Utilissime le leggi, la consapevolezza, la conoscenza di criteri o regole…. Ma è tutto qui? 
Non ci stiamo dimenticando qualcosa…. O QUALCUNO?
Dietro alle categorie protette ci sono Filippo, Martina, Eleonora, Mattia, Mohamed, Dan Yi… ci sono PERSONE, non etichette!
Che si parli di bambini adottati, persone con disabilità, immigrati, famiglie in difficoltà sociale/economica o con le problematiche più diverse, possiamo essere preparatissimi sulle esigenze di questa o quella categoria, ma quanto spesso chiediamo a quella PERSONA di cosa ha veramente bisogno? Diamo per scontato che seguire le regole, rispettare i programmi ed i protocolli sia sempre corretto… per poi capire che, forse, obbligare quella persona a rispettare determinati canoni non è la strada più giusta: conta di più il regolamento, i soldi per attività e progetti per stare al passo con la Comunità Europea, la tutela preventiva piuttosto che l’aspetto emotivo e la ricaduta che quell’etichetta che noi mettiamo può avere sulla persona.
La legge offre una lista di doveri da rispettare. Ti dice cosa devi o non devi fare per essere in un determinato contesto. Quindi, più o meno implicitamente, ti dice "chi sei" (o almeno chi dovresti essere) per essere accettato.
Ma siamo sicuri che sia sempre giusto così? Una persona è veramente solo UNA categoria?
L’interpretabilità delle leggi è un principio giuridico… perciò un po’ di elasticità nel valutare caso per caso ogni tanto non guasterebbe..

Ci preoccupiamo tanto di INTEGRARE le persone nel contesto, perché è corretto far così e da qualche parte dobbiamo pur farci stare tutti. Ma dall’INTEGRAZIONE all’INCLUSIONE, il passaggio non è scontato.

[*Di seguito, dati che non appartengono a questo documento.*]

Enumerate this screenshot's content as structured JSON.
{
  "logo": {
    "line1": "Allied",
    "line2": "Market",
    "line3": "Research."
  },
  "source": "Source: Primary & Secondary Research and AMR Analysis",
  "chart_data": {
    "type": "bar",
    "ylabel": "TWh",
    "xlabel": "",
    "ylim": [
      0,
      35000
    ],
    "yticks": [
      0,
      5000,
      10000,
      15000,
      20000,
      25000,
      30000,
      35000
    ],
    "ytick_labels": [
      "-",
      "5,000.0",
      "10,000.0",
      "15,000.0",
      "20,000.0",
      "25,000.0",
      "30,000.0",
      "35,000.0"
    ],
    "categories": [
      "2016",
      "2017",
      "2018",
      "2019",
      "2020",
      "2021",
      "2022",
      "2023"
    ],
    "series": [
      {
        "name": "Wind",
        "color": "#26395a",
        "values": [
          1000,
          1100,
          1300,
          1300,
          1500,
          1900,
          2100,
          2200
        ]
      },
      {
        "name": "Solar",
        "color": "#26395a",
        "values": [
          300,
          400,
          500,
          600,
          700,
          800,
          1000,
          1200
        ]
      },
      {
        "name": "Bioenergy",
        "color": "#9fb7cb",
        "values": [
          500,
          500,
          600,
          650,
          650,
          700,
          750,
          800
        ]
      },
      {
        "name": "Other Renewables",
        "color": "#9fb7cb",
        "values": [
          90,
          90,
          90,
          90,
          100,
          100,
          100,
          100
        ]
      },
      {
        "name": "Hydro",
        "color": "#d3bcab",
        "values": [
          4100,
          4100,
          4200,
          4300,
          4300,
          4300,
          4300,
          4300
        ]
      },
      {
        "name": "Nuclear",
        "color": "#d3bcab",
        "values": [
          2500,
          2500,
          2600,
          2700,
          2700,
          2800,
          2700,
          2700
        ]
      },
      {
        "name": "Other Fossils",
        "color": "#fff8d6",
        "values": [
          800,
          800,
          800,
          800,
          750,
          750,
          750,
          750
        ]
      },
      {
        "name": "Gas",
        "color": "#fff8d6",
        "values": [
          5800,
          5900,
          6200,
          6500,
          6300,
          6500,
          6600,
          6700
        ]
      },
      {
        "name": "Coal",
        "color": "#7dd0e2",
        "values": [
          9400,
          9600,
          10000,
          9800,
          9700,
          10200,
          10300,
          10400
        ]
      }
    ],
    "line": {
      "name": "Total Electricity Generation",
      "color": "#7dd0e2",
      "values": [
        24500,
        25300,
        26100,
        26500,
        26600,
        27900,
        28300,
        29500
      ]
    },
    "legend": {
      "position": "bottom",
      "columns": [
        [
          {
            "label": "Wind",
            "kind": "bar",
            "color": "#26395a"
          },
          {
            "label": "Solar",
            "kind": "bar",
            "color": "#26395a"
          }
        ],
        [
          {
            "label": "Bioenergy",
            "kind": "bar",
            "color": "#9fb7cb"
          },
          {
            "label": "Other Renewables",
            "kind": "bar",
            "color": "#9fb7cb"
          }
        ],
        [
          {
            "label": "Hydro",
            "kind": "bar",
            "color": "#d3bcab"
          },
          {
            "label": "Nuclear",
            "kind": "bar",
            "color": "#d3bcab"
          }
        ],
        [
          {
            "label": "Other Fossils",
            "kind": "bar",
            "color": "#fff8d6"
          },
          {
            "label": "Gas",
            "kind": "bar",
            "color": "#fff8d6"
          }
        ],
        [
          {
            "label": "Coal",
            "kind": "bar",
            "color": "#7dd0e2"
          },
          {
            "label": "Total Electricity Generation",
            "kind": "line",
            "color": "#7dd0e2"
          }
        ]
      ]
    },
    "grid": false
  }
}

Solo facendolo non avremmo più titoloni che fanno notizia per cose totalmente banali, come il diritto all’istruzione o al lavoro…. Le persone (che siano sordi, disabili, poveri, stranieri) non dovranno più protestare o litigare per vedere riconosciuti i diritti che in altre situazioni sono scontate.

Disincanto? Utopia sperare che, un domani, sia il contesto a venire incontro alla persona e non sempre l’opposto? Non lo so… io inizio a metterci del mio, sia personalmente sia professionalmente.